Unfortunately, as Cadogan would realize during the production of their follow-up, 1999’s Blue, he meant that literally: Jenkins was given all the shares of the newly incorporated Third Eye Blind Inc., making him the sole owner of Third Eye Blind’s assets. The band then effectively fired their guitarist before he could quit, abandoning Cadogan after a tour date in Utah and continuing on to play The Tonight Show with a suspiciously similar-looking replacement the next night.

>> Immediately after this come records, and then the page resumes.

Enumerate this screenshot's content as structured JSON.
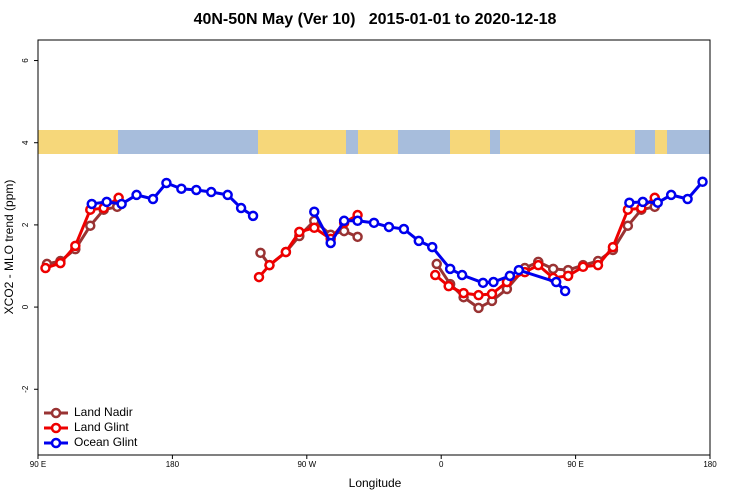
{
  "chart_data": {
    "type": "line",
    "title": "40N-50N May (Ver 10)   2015-01-01 to 2020-12-18",
    "x_label": "Longitude",
    "y_label": "XCO2 - MLO trend (ppm)",
    "xlim": [
      90,
      540
    ],
    "xticks": [
      {
        "value": 90,
        "label": "90 E"
      },
      {
        "value": 180,
        "label": "180"
      },
      {
        "value": 270,
        "label": "90 W"
      },
      {
        "value": 360,
        "label": "0"
      },
      {
        "value": 450,
        "label": "90 E"
      },
      {
        "value": 540,
        "label": "180"
      }
    ],
    "ylim": [
      -3.6,
      6.5
    ],
    "yticks": [
      -2,
      0,
      2,
      4,
      6
    ],
    "legend": "bottom-left",
    "series": [
      {
        "name": "Land Nadir",
        "color": "#993333",
        "x": [
          96,
          105,
          115,
          125,
          134,
          143,
          null,
          239,
          245,
          256,
          265,
          275,
          286,
          295,
          304,
          null,
          357,
          366,
          375,
          385,
          394,
          404,
          416,
          425,
          435,
          445,
          455,
          465,
          475,
          485,
          494,
          503
        ],
        "values": [
          1.05,
          1.12,
          1.41,
          1.98,
          2.37,
          2.44,
          null,
          1.32,
          1.02,
          1.34,
          1.73,
          2.1,
          1.76,
          1.85,
          1.71,
          null,
          1.05,
          0.56,
          0.24,
          -0.02,
          0.15,
          0.44,
          0.95,
          1.1,
          0.93,
          0.9,
          1.02,
          1.12,
          1.39,
          1.98,
          2.37,
          2.44
        ]
      },
      {
        "name": "Land Glint",
        "color": "#ee0000",
        "x": [
          95,
          105,
          115,
          125,
          134,
          144,
          null,
          238,
          245,
          256,
          265,
          275,
          286,
          295,
          304,
          null,
          356,
          365,
          375,
          385,
          394,
          404,
          416,
          425,
          435,
          445,
          455,
          465,
          475,
          485,
          494,
          503
        ],
        "values": [
          0.95,
          1.07,
          1.49,
          2.37,
          2.41,
          2.66,
          null,
          0.73,
          1.02,
          1.34,
          1.83,
          1.93,
          1.66,
          2.05,
          2.24,
          null,
          0.78,
          0.51,
          0.34,
          0.29,
          0.32,
          0.61,
          0.85,
          1.02,
          0.71,
          0.76,
          0.98,
          1.02,
          1.46,
          2.37,
          2.41,
          2.66
        ]
      },
      {
        "name": "Ocean Glint",
        "color": "#0000ee",
        "x": [
          126,
          136,
          146,
          156,
          167,
          176,
          186,
          196,
          206,
          217,
          226,
          234,
          null,
          275,
          286,
          295,
          304,
          315,
          325,
          335,
          345,
          354,
          366,
          374,
          388,
          395,
          406,
          412,
          437,
          443,
          null,
          486,
          495,
          505,
          514,
          525,
          535
        ],
        "values": [
          2.51,
          2.56,
          2.51,
          2.73,
          2.63,
          3.02,
          2.88,
          2.85,
          2.8,
          2.73,
          2.41,
          2.22,
          null,
          2.32,
          1.56,
          2.1,
          2.1,
          2.05,
          1.95,
          1.9,
          1.61,
          1.46,
          0.93,
          0.78,
          0.59,
          0.61,
          0.76,
          0.9,
          0.61,
          0.39,
          null,
          2.54,
          2.56,
          2.54,
          2.73,
          2.63,
          3.05
        ]
      }
    ]
  }
}
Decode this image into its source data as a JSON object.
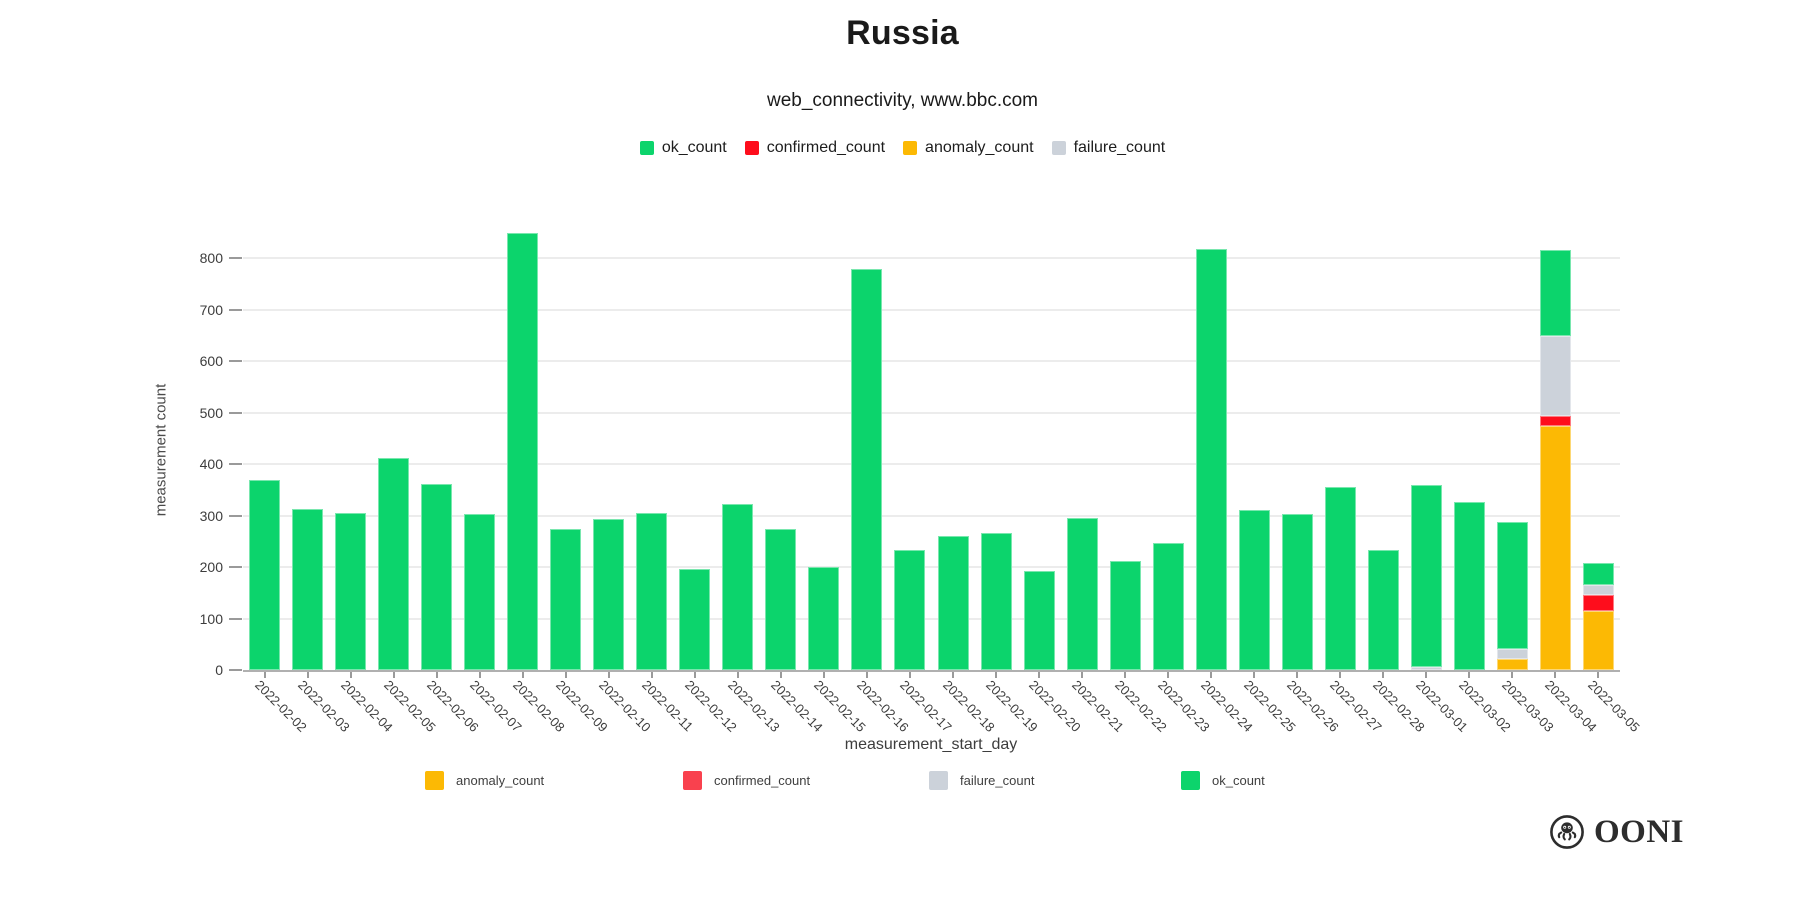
{
  "header": {
    "title": "Russia",
    "subtitle": "web_connectivity, www.bbc.com"
  },
  "top_legend": [
    {
      "label": "ok_count",
      "color": "#0cd46c"
    },
    {
      "label": "confirmed_count",
      "color": "#fe0d1c"
    },
    {
      "label": "anomaly_count",
      "color": "#fcb904"
    },
    {
      "label": "failure_count",
      "color": "#ccd2da"
    }
  ],
  "bottom_legend": [
    {
      "label": "anomaly_count",
      "color": "#fcb904"
    },
    {
      "label": "confirmed_count",
      "color": "#f9414e"
    },
    {
      "label": "failure_count",
      "color": "#ccd2da"
    },
    {
      "label": "ok_count",
      "color": "#0cd46c"
    }
  ],
  "chart_data": {
    "type": "bar",
    "stacked": true,
    "title": "Russia",
    "subtitle": "web_connectivity, www.bbc.com",
    "xlabel": "measurement_start_day",
    "ylabel": "measurement count",
    "ylim": [
      0,
      900
    ],
    "yticks": [
      0,
      100,
      200,
      300,
      400,
      500,
      600,
      700,
      800
    ],
    "grid": true,
    "legend_position": "top",
    "stack_order_bottom_to_top": [
      "anomaly_count",
      "confirmed_count",
      "failure_count",
      "ok_count"
    ],
    "categories": [
      "2022-02-02",
      "2022-02-03",
      "2022-02-04",
      "2022-02-05",
      "2022-02-06",
      "2022-02-07",
      "2022-02-08",
      "2022-02-09",
      "2022-02-10",
      "2022-02-11",
      "2022-02-12",
      "2022-02-13",
      "2022-02-14",
      "2022-02-15",
      "2022-02-16",
      "2022-02-17",
      "2022-02-18",
      "2022-02-19",
      "2022-02-20",
      "2022-02-21",
      "2022-02-22",
      "2022-02-23",
      "2022-02-24",
      "2022-02-25",
      "2022-02-26",
      "2022-02-27",
      "2022-02-28",
      "2022-03-01",
      "2022-03-02",
      "2022-03-03",
      "2022-03-04",
      "2022-03-05"
    ],
    "series": [
      {
        "name": "anomaly_count",
        "color": "#fcb904",
        "values": [
          0,
          0,
          0,
          0,
          0,
          0,
          0,
          0,
          0,
          0,
          0,
          0,
          0,
          0,
          0,
          0,
          0,
          0,
          0,
          0,
          0,
          0,
          0,
          0,
          0,
          0,
          0,
          0,
          0,
          21,
          473,
          114
        ]
      },
      {
        "name": "confirmed_count",
        "color": "#fe0d1c",
        "values": [
          0,
          0,
          0,
          0,
          0,
          0,
          0,
          0,
          0,
          0,
          0,
          0,
          0,
          0,
          0,
          0,
          0,
          0,
          0,
          0,
          0,
          0,
          0,
          0,
          0,
          0,
          0,
          0,
          0,
          0,
          21,
          31
        ]
      },
      {
        "name": "failure_count",
        "color": "#ccd2da",
        "values": [
          0,
          0,
          0,
          0,
          0,
          0,
          0,
          0,
          0,
          0,
          0,
          0,
          0,
          0,
          0,
          0,
          0,
          0,
          0,
          0,
          0,
          0,
          0,
          0,
          0,
          0,
          0,
          6,
          0,
          19,
          155,
          21
        ]
      },
      {
        "name": "ok_count",
        "color": "#0cd46c",
        "values": [
          368,
          313,
          305,
          412,
          361,
          302,
          848,
          274,
          294,
          305,
          197,
          322,
          274,
          201,
          779,
          234,
          261,
          267,
          193,
          296,
          211,
          247,
          817,
          311,
          303,
          355,
          233,
          353,
          326,
          248,
          167,
          41
        ]
      }
    ]
  },
  "footer": {
    "brand": "OONI"
  }
}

In the end, entitlement won out: Critics noted, in 1997, that “Jenkins and crew have an arrogance that outweighs their talent,” and Jenkins’ alienating business practices didn’t help. Blue never reached the commercial or critical success of their rapturous debut, and without Cadogan to guide their melodies along, no subsequent Third Eye Blind record even came close. The same tenacity that made his debut so vital turned Jenkins’ band into a relic of the ’90s; he is remembered fondly alongside one-hit wonders though, quietly and truthfully, an unsung cornerstone of the power-pop canon.

Third Eye Blind has a mascot, something like a band icon—a pixelated image of a man, falling towards the ground. Jenkins has said that it’s meant to represent the Greek myth of Icarus, whose own hubris led to his downfall. It is, finally, the perfect metaphor for his band.